Por: Rafael Pedra, Laranjeiro dos Santos & Associados, SP RL
A Organização Mundial de Saúde decretou o estado de pandemia da Covid-19, dessa forma alertando todos os países para o perigo que este vírus representa para a nossa saúde e da facilidade como o mesmo se transmite.
De forma a evitar a propagação do vírus várias medidas foram tomadas como por exemplo: o teletrabalho, a restrição de se deslocar entre concelhos, o isolamento profilático, entre muitas outras.
Uma das medidas mais badaladas no nosso país, instituída pelas duas Regiões Autónomas, consistia no isolamento profilático por um período de 14 dias de qualquer pessoa que chegasse àqueles territórios.
Essa medida foi cumprida sem grandes perturbações, todavia, no passado dia 16 de maio, a Juíz de Instrução Criminal do Tribunal de Ponta Delgada apreciou e deferiu um pedido de habeas corpus apresentado por um cidadão que se encontrava em isolamento profilático, numa unidade hoteleira daquela cidade, desde o momento em que tinha chegado à Ilha de São Miguel.
Como ponto de partida, importa perceber que um habeas corpus é um instituto que se encontra previsto no artigo 31.º da Constituição da República Portuguesa (CRP), conferindo o direito a que um Tribunal aprecie uma detenção ou prisão ilegal, sendo que este pedido pode ser apresentado pela pessoa detida/presa ou por qualquer outro cidadão que considere tal privação da liberdade como ilegal.

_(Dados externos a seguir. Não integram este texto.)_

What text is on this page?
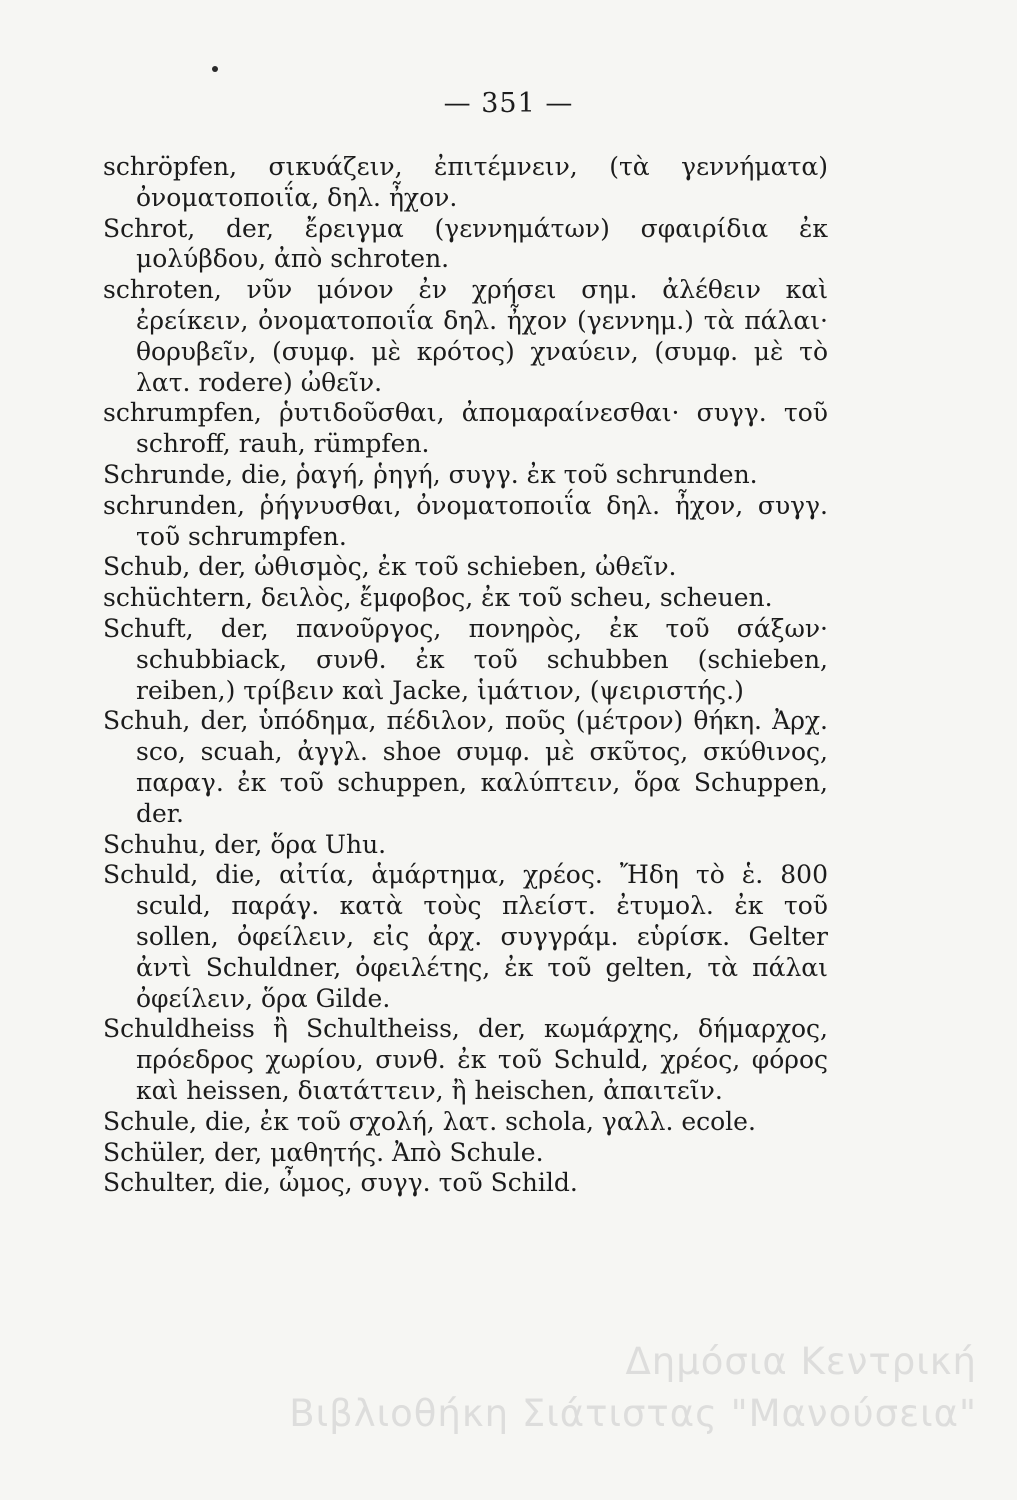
— 351 —
schröpfen, σικυάζειν, ἐπιτέμνειν, (τὰ γεννήματα) ὀνοματοποιΐα, δηλ. ἦχον.
Schrot, der, ἔρειγμα (γεννημάτων) σφαιρίδια ἐκ μολύβδου, ἀπὸ schroten.
schroten, νῦν μόνον ἐν χρήσει σημ. ἀλέθειν καὶ ἐρείκειν, ὀνοματοποιΐα δηλ. ἦχον (γεννημ.) τὰ πάλαι· θορυβεῖν, (συμφ. μὲ κρότος) χναύειν, (συμφ. μὲ τὸ λατ. rodere) ὠθεῖν.
schrumpfen, ῥυτιδοῦσθαι, ἀπομαραίνεσθαι· συγγ. τοῦ schroff, rauh, rümpfen.
Schrunde, die, ῥαγή, ῥηγή, συγγ. ἐκ τοῦ schrunden.
schrunden, ῥήγνυσθαι, ὀνοματοποιΐα δηλ. ἦχον, συγγ. τοῦ schrumpfen.
Schub, der, ὠθισμὸς, ἐκ τοῦ schieben, ὠθεῖν.
schüchtern, δειλὸς, ἔμφοβος, ἐκ τοῦ scheu, scheuen.
Schuft, der, πανοῦργος, πονηρὸς, ἐκ τοῦ σάξων· schubbiack, συνθ. ἐκ τοῦ schubben (schieben, reiben,) τρίβειν καὶ Jacke, ἱμάτιον, (ψειριστής.)
Schuh, der, ὑπόδημα, πέδιλον, ποῦς (μέτρον) θήκη. Ἀρχ. sco, scuah, ἀγγλ. shoe συμφ. μὲ σκῦτος, σκύθινος, παραγ. ἐκ τοῦ schuppen, καλύπτειν, ὅρα Schuppen, der.
Schuhu, der, ὅρα Uhu.
Schuld, die, αἰτία, ἁμάρτημα, χρέος. Ἤδη τὸ ἑ. 800 sculd, παράγ. κατὰ τοὺς πλείστ. ἐτυμολ. ἐκ τοῦ sollen, ὀφείλειν, εἰς ἀρχ. συγγράμ. εὑρίσκ. Gelter ἀντὶ Schuldner, ὀφειλέτης, ἐκ τοῦ gelten, τὰ πάλαι ὀφείλειν, ὅρα Gilde.
Schuldheiss ἢ Schultheiss, der, κωμάρχης, δήμαρχος, πρόεδρος χωρίου, συνθ. ἐκ τοῦ Schuld, χρέος, φόρος καὶ heissen, διατάττειν, ἢ heischen, ἀπαιτεῖν.
Schule, die, ἐκ τοῦ σχολή, λατ. schola, γαλλ. ecole.
Schüler, der, μαθητής. Ἀπὸ Schule.
Schulter, die, ὦμος, συγγ. τοῦ Schild.
Δημόσια Κεντρική
Βιβλιοθήκη Σιάτιστας "Μανούσεια"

Assim, o Tribunal considerou que o isolamento profilático imposto ao cidadão que apresentou o habeas corpus consistia numa privação da liberdade pois a mesma decorria em local confinado, sob vigilância das autoridades e sem o consentimento da pessoa em isolamento.
A Região Autónoma dos Açores estabeleceu que o isolamento profilático devia ser feito numa unidade hoteleira e que essa estadia seria custeada pelo Governo Regional caso o cidadão confinado fosse residente daquela Região Autónoma, já no caso dos não residentes tal confinamento em unidade hoteleira seria custeado pelo próprio.

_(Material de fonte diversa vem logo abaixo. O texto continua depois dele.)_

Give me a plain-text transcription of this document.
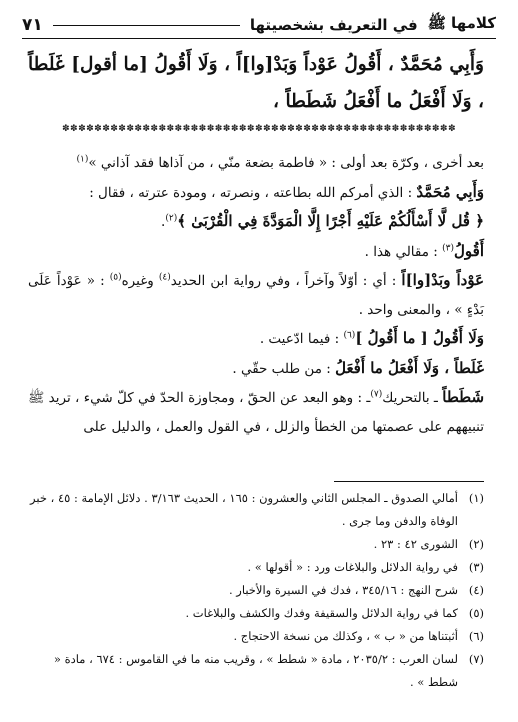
كلامها ﷺ
في التعريف بشخصيتها
٧١
وَأَبِي مُحَمَّدٌ ، أَقُولُ عَوْداً وَبَدْ[وا]اً ، وَلَا أَقُولُ [ما أقول] غَلَطاً ، وَلَا أَفْعَلُ ما أَفْعَلُ شَطَطاً ،
✽✽✽✽✽✽✽✽✽✽✽✽✽✽✽✽✽✽✽✽✽✽✽✽✽✽✽✽✽✽✽✽✽✽✽✽✽✽✽✽✽✽✽✽✽✽✽✽✽

بعد أخرى ، وكرّة بعد أولى : « فاطمة بضعة منّي ، من آذاها فقد آذاني »$^{(١)}$

وَأَبِي مُحَمَّدٌ : الذي أمركم الله بطاعته ، ونصرته ، ومودة عترته ، فقال :

﴿ قُل لَّا أَسْأَلُكُمْ عَلَيْهِ أَجْرًا إِلَّا الْمَوَدَّةَ فِي الْقُرْبَىٰ ﴾$^{(٢)}$.

أَقُولُ$^{(٣)}$ : مقالي هذا .

عَوْداً وبَدْ[وا]اً : أي : أوّلاً وآخراً ، وفي رواية ابن الحديد$^{(٤)}$ وغيره$^{(٥)}$ : « عَوْداً عَلَى بَدْءٍ » ، والمعنى واحد .

وَلَا أَقُولُ [ ما أَقُولُ ]$^{(٦)}$ : فيما ادّعيت .

غَلَطاً ، وَلَا أَفْعَلُ ما أَفْعَلُ : من طلب حقّي .

شَطَطاً ـ بالتحريك$^{(٧)}$ـ : وهو البعد عن الحقّ ، ومجاوزة الحدّ في كلّ شيء ، تريد ﷺ تنبيههم على عصمتها من الخطأ والزلل ، في القول والعمل ، والدليل على

(١)
أمالي الصدوق ـ المجلس الثاني والعشرون : ١٦٥ ، الحديث ٣/١٦٣ . دلائل الإمامة : ٤٥ ، خبر الوفاة والدفن وما جرى .

(٢)
الشورى ٤٢ : ٢٣ .

(٣)
في رواية الدلائل والبلاغات ورد : « أقولها » .

(٤)
شرح النهج : ٣٤٥/١٦ ، فدك في السيرة والأخبار .

(٥)
كما في رواية الدلائل والسقيفة وفدك والكشف والبلاغات .

(٦)
أثبتناها من « ب » ، وكذلك من نسخة الاحتجاج .

(٧)
لسان العرب : ٢٠٣٥/٢ ، مادة « شطط » ، وقريب منه ما في القاموس : ٦٧٤ ، مادة « شطط » .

No entender do Tribunal, também aqui há uma violação da Constituição, nomeadamente, do princípio da igualdade previsto no artigo 13.º da CRP.
Por fim, uma vez que as normas que determinam o confinamento obrigatório não prestam a informação dos direitos e mecanismos de reação, ambos constitucionalmente garantidos a quem é privado da sua liberdade, nem, muito menos tal decisão de privação da liberdade ser validada por parte de um tribunal.
Consequentemente, o Tribunal considerou que as normas que estabelecem o confinamento obrigatório violam o princípio do livre acesso aos tribunais previsto no artigo 20.º da CRP, bem como, o já referido direito à liberdade e à informação das razões de detenção ou prisão tal como estabelecido no artigo 27.º do mesmo diploma.
Descritas que estão às inconstitucionalidades da medida aqui discutida, parece-me importante distinguir as diferentes razões apontadas pelo Tribunal que a levaram a concluir pelo acolhimento do pedido de “habeas corpus”.
A proibição de determinação de confinamento obrigatório e de que tal medida apenas poderia emanar da Assembleia da República ou do Governo sustentam-se em critérios objetivos, ao passo que os demais argumentos e conclusões têm por base critérios subjetivos, ou seja, dependem da opinião da pessoa que os vai analisar.
Salvo melhor opinião, não nos parece proporcional que uma pessoa que nem está infetada, nem se suspeita fundadamente que possa estar infetada, seja obrigada a ficar confinada numa unidade hoteleira, especialmente quando a mesma pessoa pode circular pelo resto do território nacional sem ter que se sujeitar a tal confinamento obrigatório. Da mesma forma, a medida em análise não trata todos os cidadãos da mesma forma quando decide que o Governo Regional dos Açores suportará os custos do confinamento obrigatório dos cidadãos nacionais residentes naquela Região Autónoma, mas força os cidadãos nacionais não residentes a suportar esses mesmos custos.
Em jeito de conclusão, resta-me congratular o Tribunal pela decisão tomada, pois apesar dos tempos conturbados que atravessamos, e do risco sério que este vírus constitui para a nossa sociedade, não se pode passar por cima de tudo para conter a propagação do vírus e há que preservar o bom-senso e o respeito pelos demais princípios constitucionalmente garantidos.
Deixando uma pergunta para reflexão: estará o Estado (Central ou Regional) preparado para reagir quanto a ações de responsabilidade civil que no futuro lhe venham a ser dirigidas, por ter de forma (in)devida condicionado a liberdade pessoal e económica dos cidadãos – na Europa já se assiste a um cenário de demanda do Estado pelas medidas adotadas na pandemia – irá Portugal viver o mesmo?